As a lot of you may know, or have seen in my past posts, I am a fan of Amazon Web Services. Yeah, they are a bit more expensive than others, but the amount of features they offer and the size of their network is unparalleled. (Man, I really wished they paid me for talking the up. If you’re listening Amazon, it’s me TriForceCode.)
When you spin up services with Amazon, one thing you need to realize, is that while you may pay for the service, you don’t own it. Meaning, the virtual servers and applications you pay for are yours to do what you will (legally) but the physical machines these services run on, belong to Amazon.
Okay.. cool.. so? As every admin will tell you, locking down your network is important, you want to protect your preciouseses, so you implement your Firewalls, IDSs, Anti-virus and the lot, in compliance with whatever laws or regulations you are bound to. But, only Penetration Testing will tell you that your protection mechanisms are working.
Here is where we run into a snag. You are NOT allowed to perform penetrations testing on AWS without express permission, I mean, not even a freaking basic Nmap scan, without running into some butthurt from Amazon.

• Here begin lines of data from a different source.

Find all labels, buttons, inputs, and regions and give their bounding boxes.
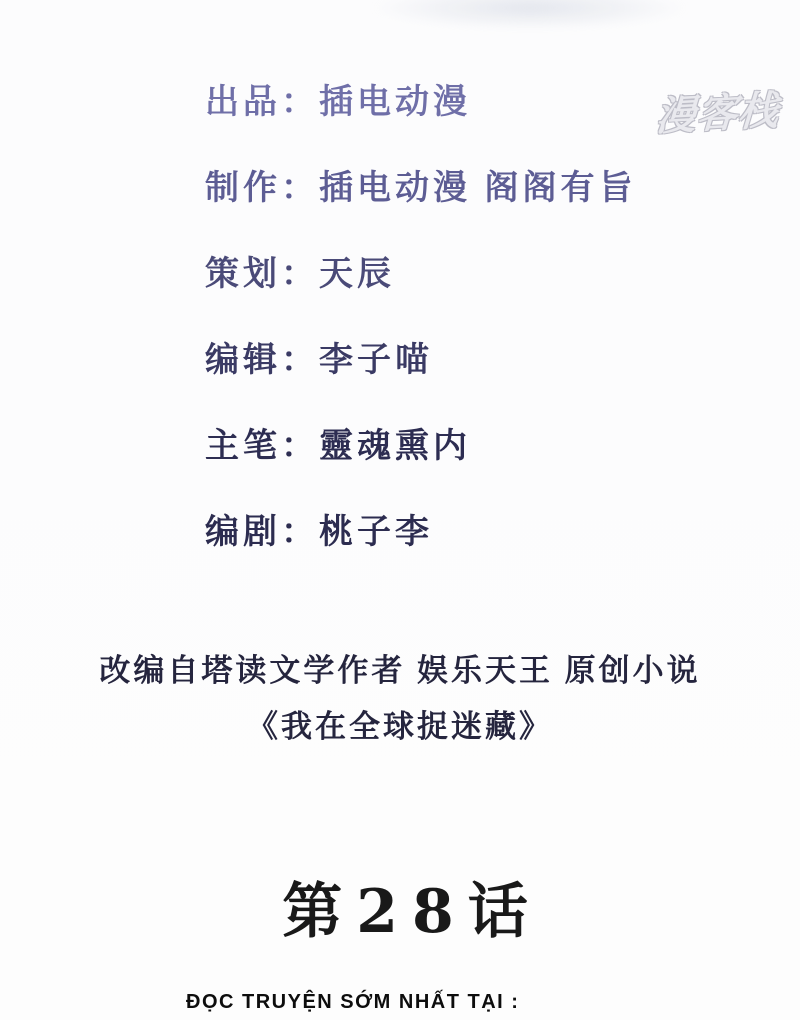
scan-artifact-smudge	[370, 0, 690, 30]
credit-value: 靈魂熏内	[319, 427, 471, 465]
credit-colon: ：	[281, 341, 319, 379]
credit-colon: ：	[281, 427, 319, 465]
credit-row-lead-artist: 主笔：靈魂熏内	[205, 426, 636, 466]
credit-label: 制作	[205, 169, 281, 207]
credit-label: 编剧	[205, 513, 281, 551]
chapter-title: 第28话	[12, 876, 800, 948]
credit-value: 桃子李	[319, 513, 433, 551]
credit-value: 插电动漫	[319, 83, 471, 121]
credit-label: 策划	[205, 255, 281, 293]
credit-value: 天辰	[319, 255, 395, 293]
credit-row-editor: 编辑：李子喵	[205, 340, 636, 380]
credit-row-planning: 策划：天辰	[205, 254, 636, 294]
credit-colon: ：	[281, 83, 319, 121]
credit-colon: ：	[281, 255, 319, 293]
credit-value: 插电动漫 阁阁有旨	[319, 169, 636, 207]
credit-value: 李子喵	[319, 341, 433, 379]
credit-colon: ：	[281, 169, 319, 207]
credits-list: 出品：插电动漫 制作：插电动漫 阁阁有旨 策划：天辰 编辑：李子喵 主笔：靈魂熏…	[205, 82, 636, 552]
comic-credits-page: 漫客栈 出品：插电动漫 制作：插电动漫 阁阁有旨 策划：天辰 编辑：李子喵 主笔…	[0, 0, 800, 1020]
credit-row-screenwriter: 编剧：桃子李	[205, 512, 636, 552]
credit-row-production: 制作：插电动漫 阁阁有旨	[205, 168, 636, 208]
credit-label: 出品	[205, 83, 281, 121]
credit-label: 主笔	[205, 427, 281, 465]
mankezhan-watermark-logo: 漫客栈	[654, 79, 781, 142]
reader-note-vietnamese: ĐỌC TRUYỆN SỚM NHẤT TẠI :	[186, 990, 519, 1014]
adaptation-source-line: 改编自塔读文学作者 娱乐天王 原创小说	[0, 652, 800, 690]
credit-label: 编辑	[205, 341, 281, 379]
credit-row-producer: 出品：插电动漫	[205, 82, 636, 122]
adaptation-note: 改编自塔读文学作者 娱乐天王 原创小说 《我在全球捉迷藏》	[0, 652, 800, 746]
credit-colon: ：	[281, 513, 319, 551]
novel-title: 《我在全球捉迷藏》	[0, 708, 800, 746]
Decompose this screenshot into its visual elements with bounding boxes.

Good news, here is where you get said Permission: AWS Penetration Testing
After receiving the go ahead here are the services you are allowed to PenTest (assuming you are paying for and running them).
- API Gateway
- DNS Zone Walking
Sadly, it doesn’t include all the services AWS has to offer, but these are some primary ways a hacker would be able to get into your network.
One thing I would have like to have seen on this list are Amazon’s Storage Services like S3, EBS, EFS. If I am managing a Hybrid Cloud and I use one these, and someone is able to comprise it, because I wasn’t able to test it, I sure hope Amazon would be fitting the bill for all of my lost goodies.
This is why I don’t like to put all of my eggs in one basket. I am a fan of AWS, and for certain, Cloud Services are the future but being able to rely on third-party services like Acronis for Disaster Recovery just gives the inner Storage Admin in me all the warmth and feels.